Primeiro foi o santuário de Lourdes; agora, o de Aparecida. Lugares que atraem milhões de peregrinos do mundo todo estão se perguntando o que fazer com os mosaicos do Centro Aletti, fundado e dirigido pelo padre jesuíta esloveno Marko Ivan Rupnik, a quem foram impostas várias medidas restritivas à medida que os escândalos de abuso cometido por ele contra adultos foram se avolumando. O Dicastério para a Doutrina da Fé chegou a analisar as denúncias, mas considerou que os primeiros casos divulgados, por terem ocorrido havia décadas, haviam prescrito; mesmo assim, a ordem jesuíta, com autonomia para seguir adiante com as investigações, resolveu proibir Rupnik de realizar atividades públicas, ouvir confissões e ser diretor espiritual.

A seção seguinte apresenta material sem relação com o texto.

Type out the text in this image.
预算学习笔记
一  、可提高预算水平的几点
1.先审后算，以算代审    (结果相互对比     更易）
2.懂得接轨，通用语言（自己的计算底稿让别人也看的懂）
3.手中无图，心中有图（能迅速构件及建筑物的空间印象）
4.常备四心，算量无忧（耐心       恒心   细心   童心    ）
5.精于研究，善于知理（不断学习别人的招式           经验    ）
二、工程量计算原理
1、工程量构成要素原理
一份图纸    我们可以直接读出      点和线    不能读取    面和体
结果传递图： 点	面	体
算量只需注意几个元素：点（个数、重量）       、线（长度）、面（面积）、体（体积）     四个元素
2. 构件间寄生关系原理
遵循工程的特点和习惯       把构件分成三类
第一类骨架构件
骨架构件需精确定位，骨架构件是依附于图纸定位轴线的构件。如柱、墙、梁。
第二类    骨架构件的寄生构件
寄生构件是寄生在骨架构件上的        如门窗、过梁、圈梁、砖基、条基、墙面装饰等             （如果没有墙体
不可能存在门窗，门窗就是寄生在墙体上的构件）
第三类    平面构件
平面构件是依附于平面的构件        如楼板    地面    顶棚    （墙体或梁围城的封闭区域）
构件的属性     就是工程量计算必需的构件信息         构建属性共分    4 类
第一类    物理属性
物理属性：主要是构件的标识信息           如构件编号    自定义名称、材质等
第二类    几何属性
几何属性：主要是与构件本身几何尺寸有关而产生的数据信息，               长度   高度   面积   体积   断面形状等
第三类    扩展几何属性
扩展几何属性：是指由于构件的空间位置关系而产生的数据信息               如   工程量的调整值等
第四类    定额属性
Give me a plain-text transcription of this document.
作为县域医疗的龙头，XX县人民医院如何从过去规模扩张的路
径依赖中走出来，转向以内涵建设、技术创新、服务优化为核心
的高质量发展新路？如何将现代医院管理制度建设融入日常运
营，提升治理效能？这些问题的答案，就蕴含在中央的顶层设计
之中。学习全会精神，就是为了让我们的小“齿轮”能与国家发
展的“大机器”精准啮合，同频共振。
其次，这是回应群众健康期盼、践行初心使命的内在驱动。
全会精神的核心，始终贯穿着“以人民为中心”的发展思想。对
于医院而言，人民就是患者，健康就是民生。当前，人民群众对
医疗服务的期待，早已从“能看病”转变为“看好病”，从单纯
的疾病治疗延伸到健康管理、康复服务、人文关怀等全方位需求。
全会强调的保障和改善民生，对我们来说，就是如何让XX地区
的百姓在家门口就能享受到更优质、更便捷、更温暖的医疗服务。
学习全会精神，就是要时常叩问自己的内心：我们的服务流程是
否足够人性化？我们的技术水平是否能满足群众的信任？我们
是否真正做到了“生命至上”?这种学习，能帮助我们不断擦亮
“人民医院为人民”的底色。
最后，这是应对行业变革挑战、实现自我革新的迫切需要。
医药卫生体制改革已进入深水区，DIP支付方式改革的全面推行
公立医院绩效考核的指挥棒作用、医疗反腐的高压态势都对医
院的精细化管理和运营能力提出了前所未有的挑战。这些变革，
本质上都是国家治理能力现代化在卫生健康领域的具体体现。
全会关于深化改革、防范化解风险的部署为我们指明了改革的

O padre Rupnik e o Centro Aletti devem ser, hoje, os principais nomes da arte sacra no mundo. Além de Lourdes e Aparecida, há obras na Capela Redemptoris Mater, no Vaticano; na Basílica da Santíssima Trindade, em Fátima (é a igreja nova, redonda; menos mal que o crucifixo não é dele, foi cometido por uma artista irlandesa); e no santuário em honra ao Padre Pio de Pietrelcina, na Itália, apenas para citar os locais mais importantes. Tem quem goste, e tem quem não goste. Eu estive em Aparecida em janeiro e pude ver bem de perto a fachada norte. Particularmente, achei os mosaicos bonitos, ainda que não sejam o meu estilo artístico favorito. Posso discordar das opiniões litúrgicas, teológicas e artísticas de Rupnik (seu desprezo pelo barroco é uma coisa bizarra), certamente me revolto com o que ele fez, mas isso não me impede de reconhecer o seu talento.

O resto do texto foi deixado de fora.